Brent crude was up 1 cent at $83.66 a barrel by 1325 GMT. On Monday it hit $84.60, its highest since October 2018. US oil fell 50 cents, or 0.6 percent, to $80.02, having hit its highest since late 2014 on Monday at $82.18.
Jeffrey Halley, analyst at brokerage OANDA, said the lack of significant change in prices on Tuesday could be because the market looks overbought based on short-term technical indicators such as the relative strength index.
“It would not surprise me in the least if we saw a sharp sell-off of $5 to $8 a barrel at some stage this week,” he said.
The price of Brent has surged by more than 60 percent this year.

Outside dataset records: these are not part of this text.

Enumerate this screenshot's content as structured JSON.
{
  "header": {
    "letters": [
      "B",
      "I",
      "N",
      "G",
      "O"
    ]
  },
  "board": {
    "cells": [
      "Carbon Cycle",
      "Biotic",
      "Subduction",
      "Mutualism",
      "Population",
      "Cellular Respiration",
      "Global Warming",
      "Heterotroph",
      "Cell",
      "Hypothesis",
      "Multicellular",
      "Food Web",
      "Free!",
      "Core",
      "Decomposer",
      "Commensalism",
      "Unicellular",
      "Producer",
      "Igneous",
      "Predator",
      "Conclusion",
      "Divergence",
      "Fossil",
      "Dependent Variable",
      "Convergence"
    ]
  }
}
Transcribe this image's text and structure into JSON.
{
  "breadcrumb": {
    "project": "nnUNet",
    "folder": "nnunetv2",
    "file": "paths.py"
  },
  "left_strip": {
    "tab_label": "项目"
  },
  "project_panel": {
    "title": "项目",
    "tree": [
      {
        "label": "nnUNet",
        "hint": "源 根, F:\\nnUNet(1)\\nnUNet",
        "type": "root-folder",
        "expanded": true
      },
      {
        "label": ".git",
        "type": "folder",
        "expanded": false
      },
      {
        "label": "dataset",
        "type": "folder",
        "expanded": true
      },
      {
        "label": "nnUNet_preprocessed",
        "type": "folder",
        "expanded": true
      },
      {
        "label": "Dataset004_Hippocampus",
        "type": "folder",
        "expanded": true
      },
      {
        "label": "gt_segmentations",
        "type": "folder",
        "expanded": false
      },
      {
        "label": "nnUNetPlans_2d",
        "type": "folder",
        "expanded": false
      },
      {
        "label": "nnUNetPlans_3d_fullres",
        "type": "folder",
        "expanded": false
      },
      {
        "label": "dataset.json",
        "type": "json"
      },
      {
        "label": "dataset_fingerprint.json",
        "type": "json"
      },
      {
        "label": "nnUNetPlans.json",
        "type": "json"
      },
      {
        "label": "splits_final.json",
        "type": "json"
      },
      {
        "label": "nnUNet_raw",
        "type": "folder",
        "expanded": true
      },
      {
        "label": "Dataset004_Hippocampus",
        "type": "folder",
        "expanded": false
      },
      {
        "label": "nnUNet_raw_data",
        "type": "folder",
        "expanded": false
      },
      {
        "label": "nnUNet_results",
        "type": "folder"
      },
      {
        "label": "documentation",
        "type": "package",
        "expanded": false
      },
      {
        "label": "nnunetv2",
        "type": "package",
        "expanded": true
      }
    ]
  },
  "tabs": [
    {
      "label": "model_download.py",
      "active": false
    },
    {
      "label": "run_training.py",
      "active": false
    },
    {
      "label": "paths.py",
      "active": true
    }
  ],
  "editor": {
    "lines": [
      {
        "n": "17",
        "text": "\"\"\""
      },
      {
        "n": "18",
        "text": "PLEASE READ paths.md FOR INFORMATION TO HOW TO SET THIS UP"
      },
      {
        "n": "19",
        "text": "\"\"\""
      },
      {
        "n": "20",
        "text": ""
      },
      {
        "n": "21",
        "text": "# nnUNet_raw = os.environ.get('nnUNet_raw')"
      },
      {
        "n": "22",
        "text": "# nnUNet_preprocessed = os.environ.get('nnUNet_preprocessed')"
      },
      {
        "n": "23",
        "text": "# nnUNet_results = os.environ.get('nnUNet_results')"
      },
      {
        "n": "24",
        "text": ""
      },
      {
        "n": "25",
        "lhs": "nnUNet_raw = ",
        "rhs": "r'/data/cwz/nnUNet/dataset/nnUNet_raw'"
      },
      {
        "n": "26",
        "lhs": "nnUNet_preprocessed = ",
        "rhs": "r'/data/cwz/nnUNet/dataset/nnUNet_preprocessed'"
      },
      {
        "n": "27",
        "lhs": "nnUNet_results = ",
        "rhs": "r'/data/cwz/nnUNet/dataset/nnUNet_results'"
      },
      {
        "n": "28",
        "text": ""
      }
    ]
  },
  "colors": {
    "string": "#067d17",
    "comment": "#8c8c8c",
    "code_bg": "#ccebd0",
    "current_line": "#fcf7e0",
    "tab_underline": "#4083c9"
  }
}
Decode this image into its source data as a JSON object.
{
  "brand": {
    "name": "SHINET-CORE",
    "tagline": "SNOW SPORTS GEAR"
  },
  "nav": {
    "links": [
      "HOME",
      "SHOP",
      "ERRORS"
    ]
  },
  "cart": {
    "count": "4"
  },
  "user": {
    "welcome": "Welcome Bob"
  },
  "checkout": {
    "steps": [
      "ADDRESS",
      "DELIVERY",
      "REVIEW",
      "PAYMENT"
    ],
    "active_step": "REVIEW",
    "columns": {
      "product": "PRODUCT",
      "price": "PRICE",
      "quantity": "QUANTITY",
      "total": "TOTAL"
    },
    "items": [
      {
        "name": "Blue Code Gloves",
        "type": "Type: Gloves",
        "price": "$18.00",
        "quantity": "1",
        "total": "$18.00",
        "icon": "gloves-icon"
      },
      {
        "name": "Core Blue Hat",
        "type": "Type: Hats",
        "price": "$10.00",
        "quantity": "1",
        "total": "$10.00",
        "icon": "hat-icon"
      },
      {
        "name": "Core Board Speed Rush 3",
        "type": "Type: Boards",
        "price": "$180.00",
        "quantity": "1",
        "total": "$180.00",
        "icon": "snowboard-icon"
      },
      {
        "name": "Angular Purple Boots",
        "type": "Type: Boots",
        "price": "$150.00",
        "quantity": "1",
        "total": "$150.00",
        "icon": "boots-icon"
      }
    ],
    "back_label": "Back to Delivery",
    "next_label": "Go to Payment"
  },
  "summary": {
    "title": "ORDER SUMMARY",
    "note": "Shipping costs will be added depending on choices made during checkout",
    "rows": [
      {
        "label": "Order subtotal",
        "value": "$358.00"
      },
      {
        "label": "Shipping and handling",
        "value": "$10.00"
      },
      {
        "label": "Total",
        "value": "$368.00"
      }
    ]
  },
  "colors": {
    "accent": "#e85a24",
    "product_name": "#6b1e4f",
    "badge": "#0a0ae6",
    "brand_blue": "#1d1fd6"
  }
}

As well as OPEC+ supply restraint, the rally has been spurred by record European gas prices, which have encouraged a switch to oil for power generation in some places.
European gas at the Dutch TTF hub on Tuesday stood at a crude oil equivalent of about $169 a barrel, based on the relative value of the same amount of energy from each source, Reuters calculations based on Eikon data showed.
Power prices have surged to record highs in recent weeks, driven by energy shortages in Asia, Europe and the United States. The energy crisis affecting China is expected to last through to the end of the year.
With prices rising, OPEC+ has come under pressure from consumer nations. A US official on Monday said the White House stands by its calls for oil-producing countries to “do more.”